Mental Health Parity Act to Take Effect at Midnight | NAMI: National Alliance on Mental Illness

Mental Health Parity Act to Take Effect at Midnight

Posted on December 31, 1997

Arlington, VA - As Americans ring in the New Year tonight, they will usher in a new era of health coverage for those suffering from severe mental illnesses. The Mental Health Parity Act of 1996 will take effect at the stroke of midnight, allowing millions of Americans to break free from decades of unfair discrimination. The law, which requires annual and lifetime benefits for mental illnesses to be equal to that offered for other physical disorders, will allow employers to be exempted if their costs rise more than one percent as a result of complying with the law.

"The days of being cast as second-class citizens from a health care system historically indifferent to their needs are over," said NAMI Executive Director Laurie Flynn. "American families in communities large and small who are coping with the devastating effects of severe mental illnesses can breathe a little easier knowing their loved ones are covered by insurance. This modest anti-discrimination law eliminates the double standard held against millions suffering from brain disorders and gives them renewed hope for reestablishing full and productive lives."

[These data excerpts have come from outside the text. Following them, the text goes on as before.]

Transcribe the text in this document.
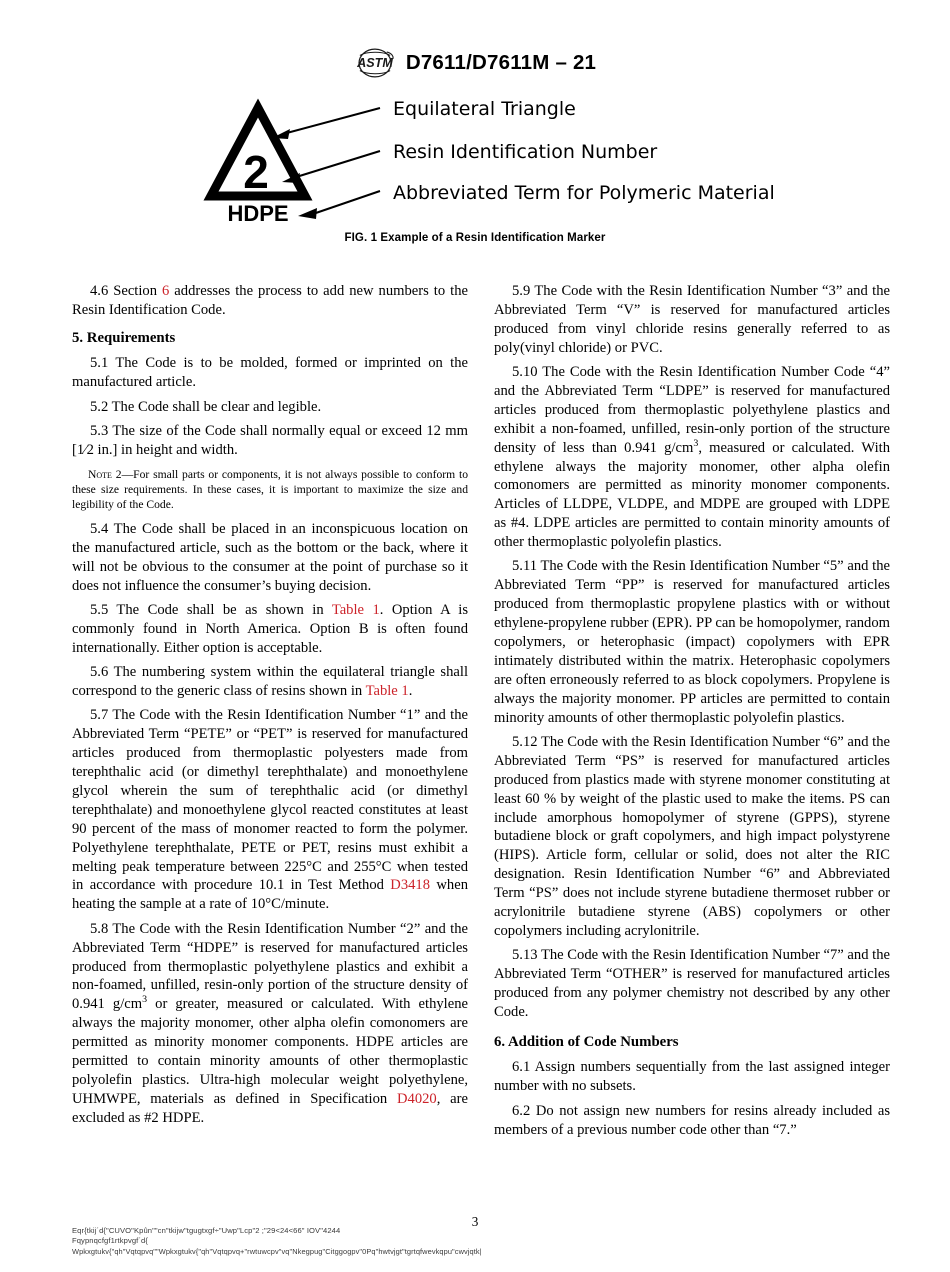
ASTM D7611/D7611M – 21
2
HDPE
Equilateral Triangle
Resin Identification Number
Abbreviated Term for Polymeric Material
FIG. 1 Example of a Resin Identification Marker

4.6 Section 6 addresses the process to add new numbers to the Resin Identification Code.

5. Requirements

5.1 The Code is to be molded, formed or imprinted on the manufactured article.

5.2 The Code shall be clear and legible.

5.3 The size of the Code shall normally equal or exceed 12 mm [1⁄2 in.] in height and width.

Note 2—For small parts or components, it is not always possible to conform to these size requirements. In these cases, it is important to maximize the size and legibility of the Code.

5.4 The Code shall be placed in an inconspicuous location on the manufactured article, such as the bottom or the back, where it will not be obvious to the consumer at the point of purchase so it does not influence the consumer’s buying decision.

5.5 The Code shall be as shown in Table 1. Option A is commonly found in North America. Option B is often found internationally. Either option is acceptable.

5.6 The numbering system within the equilateral triangle shall correspond to the generic class of resins shown in Table 1.

5.7 The Code with the Resin Identification Number “1” and the Abbreviated Term “PETE” or “PET” is reserved for manufactured articles produced from thermoplastic polyesters made from terephthalic acid (or dimethyl terephthalate) and monoethylene glycol wherein the sum of terephthalic acid (or dimethyl terephthalate) and monoethylene glycol reacted constitutes at least 90 percent of the mass of monomer reacted to form the polymer. Polyethylene terephthalate, PETE or PET, resins must exhibit a melting peak temperature between 225°C and 255°C when tested in accordance with procedure 10.1 in Test Method D3418 when heating the sample at a rate of 10°C/minute.

5.8 The Code with the Resin Identification Number “2” and the Abbreviated Term “HDPE” is reserved for manufactured articles produced from thermoplastic polyethylene plastics and exhibit a non-foamed, unfilled, resin-only portion of the structure density of 0.941 $g/cm^3$ or greater, measured or calculated. With ethylene always the majority monomer, other alpha olefin comonomers are permitted as minority monomer components. HDPE articles are permitted to contain minority amounts of other thermoplastic polyolefin plastics. Ultra-high molecular weight polyethylene, UHMWPE, materials as defined in Specification D4020, are excluded as #2 HDPE.

5.9 The Code with the Resin Identification Number “3” and the Abbreviated Term “V” is reserved for manufactured articles produced from vinyl chloride resins generally referred to as poly(vinyl chloride) or PVC.

5.10 The Code with the Resin Identification Number Code “4” and the Abbreviated Term “LDPE” is reserved for manufactured articles produced from thermoplastic polyethylene plastics and exhibit a non-foamed, unfilled, resin-only portion of the structure density of less than 0.941 $g/cm^3$, measured or calculated. With ethylene always the majority monomer, other alpha olefin comonomers are permitted as minority monomer components. Articles of LLDPE, VLDPE, and MDPE are grouped with LDPE as #4. LDPE articles are permitted to contain minority amounts of other thermoplastic polyolefin plastics.

5.11 The Code with the Resin Identification Number “5” and the Abbreviated Term “PP” is reserved for manufactured articles produced from thermoplastic propylene plastics with or without ethylene-propylene rubber (EPR). PP can be homopolymer, random copolymers, or heterophasic (impact) copolymers with EPR intimately distributed within the matrix. Heterophasic copolymers are often erroneously referred to as block copolymers. Propylene is always the majority monomer. PP articles are permitted to contain minority amounts of other thermoplastic polyolefin plastics.

5.12 The Code with the Resin Identification Number “6” and the Abbreviated Term “PS” is reserved for manufactured articles produced from plastics made with styrene monomer constituting at least 60 % by weight of the plastic used to make the items. PS can include amorphous homopolymer of styrene (GPPS), styrene butadiene block or graft copolymers, and high impact polystyrene (HIPS). Article form, cellular or solid, does not alter the RIC designation. Resin Identification Number “6” and Abbreviated Term “PS” does not include styrene butadiene thermoset rubber or acrylonitrile butadiene styrene (ABS) copolymers or other copolymers including acrylonitrile.

5.13 The Code with the Resin Identification Number “7” and the Abbreviated Term “OTHER” is reserved for manufactured articles produced from any polymer chemistry not described by any other Code.

6. Addition of Code Numbers

6.1 Assign numbers sequentially from the last assigned integer number with no subsets.

6.2 Do not assign new numbers for resins already included as members of a previous number code other than “7.”

3
Eqr{tkij´d{"CUVO"Kpûn""cn"tkijw"tgugtxgf÷"Uwp"Lcp"2 ;"29<24<66" IOV"4244
Fqypnqcfgf1rtkpvgf´d{
Wpkxgtukv{"qh"Vqtqpvq""Wpkxgtukv{"qh"Vqtqpvq+"rwtuwcpv"vq"Nkegpug"Citggogpv"0Pq"hwtvjgt"tgrtqfwevkqpu"cwvjqtk|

Despite pressure from select special interests to weaken the law, companies have been quick to embrace the new mental illness parity requirement. Researchers at the Rand Corporation and the University of California at Los Angeles found that mental health benefits would not add significantly to insurers' costs, concluding that parity will increase expenses by only $1 per employee each year. Additionally, a survey conducted for NAMI by William M. Mercer, Inc., indicated little resistance by employers to comply with the new law, with 85 percent of businesses familiar with the law either in compliance or planning to make changes to comply with the law by the end of 1998.

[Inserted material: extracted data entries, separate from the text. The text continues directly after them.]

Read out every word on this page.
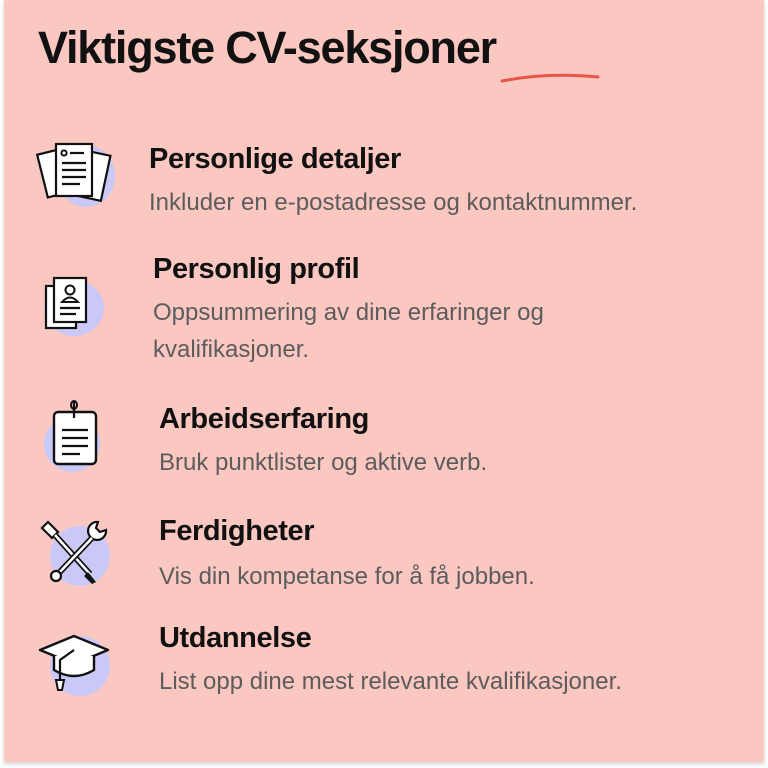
Viktigste CV-seksjoner
Personlige detaljer

Inkluder en e-postadresse og kontaktnummer.

Personlig profil

Oppsummering av dine erfaringer og kvalifikasjoner.

Arbeidserfaring

Bruk punktlister og aktive verb.

Ferdigheter

Vis din kompetanse for å få jobben.

Utdannelse

List opp dine mest relevante kvalifikasjoner.
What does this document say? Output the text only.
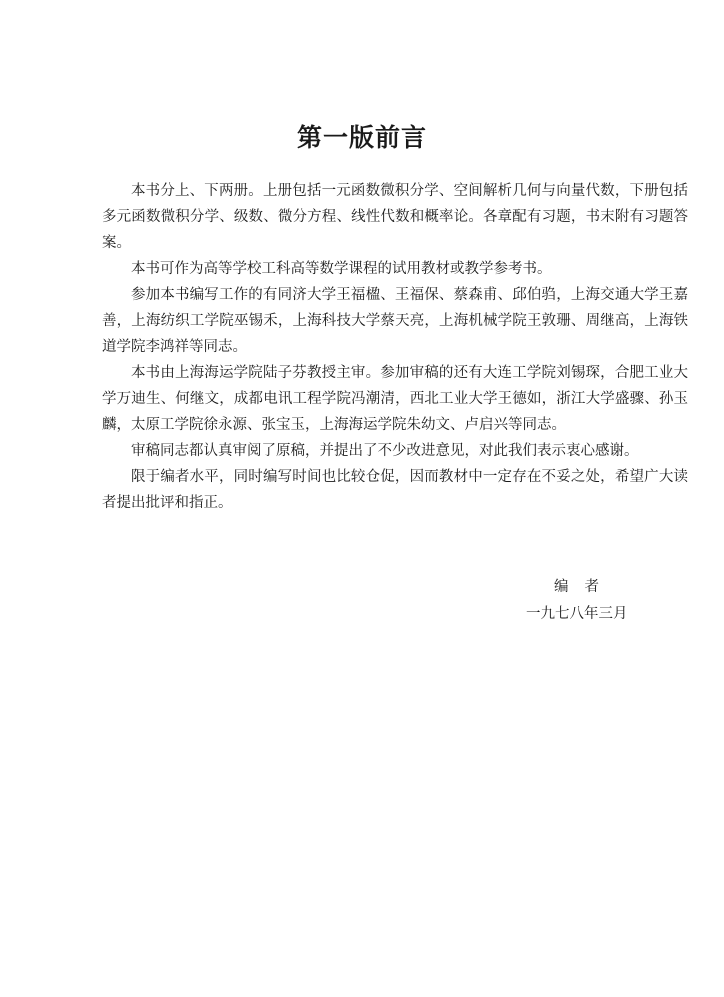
第一版前言

本书分上、下两册。上册包括一元函数微积分学、空间解析几何与向量代数，下册包括多元函数微积分学、级数、微分方程、线性代数和概率论。各章配有习题，书末附有习题答案。

本书可作为高等学校工科高等数学课程的试用教材或教学参考书。

参加本书编写工作的有同济大学王福楹、王福保、蔡森甫、邱伯驺，上海交通大学王嘉善，上海纺织工学院巫锡禾，上海科技大学蔡天亮，上海机械学院王敦珊、周继高，上海铁道学院李鸿祥等同志。

本书由上海海运学院陆子芬教授主审。参加审稿的还有大连工学院刘锡琛，合肥工业大学万迪生、何继文，成都电讯工程学院冯潮清，西北工业大学王德如，浙江大学盛骤、孙玉麟，太原工学院徐永源、张宝玉，上海海运学院朱幼文、卢启兴等同志。

审稿同志都认真审阅了原稿，并提出了不少改进意见，对此我们表示衷心感谢。

限于编者水平，同时编写时间也比较仓促，因而教材中一定存在不妥之处，希望广大读者提出批评和指正。

编者
一九七八年三月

With more than 168,000 members, NAMI is the nation's leading grassroots organization solely dedicated to improving the lives of persons with severe mental illnesses, including schizophrenia, bipolar disorder (manic-depressive illness), major depression, obsessive-compulsive disorder and anxiety disorders. NAMI has more than 1,140 state and local affiliates in all 50 states, the District of Columbia, Puerto Rico, and Columbia.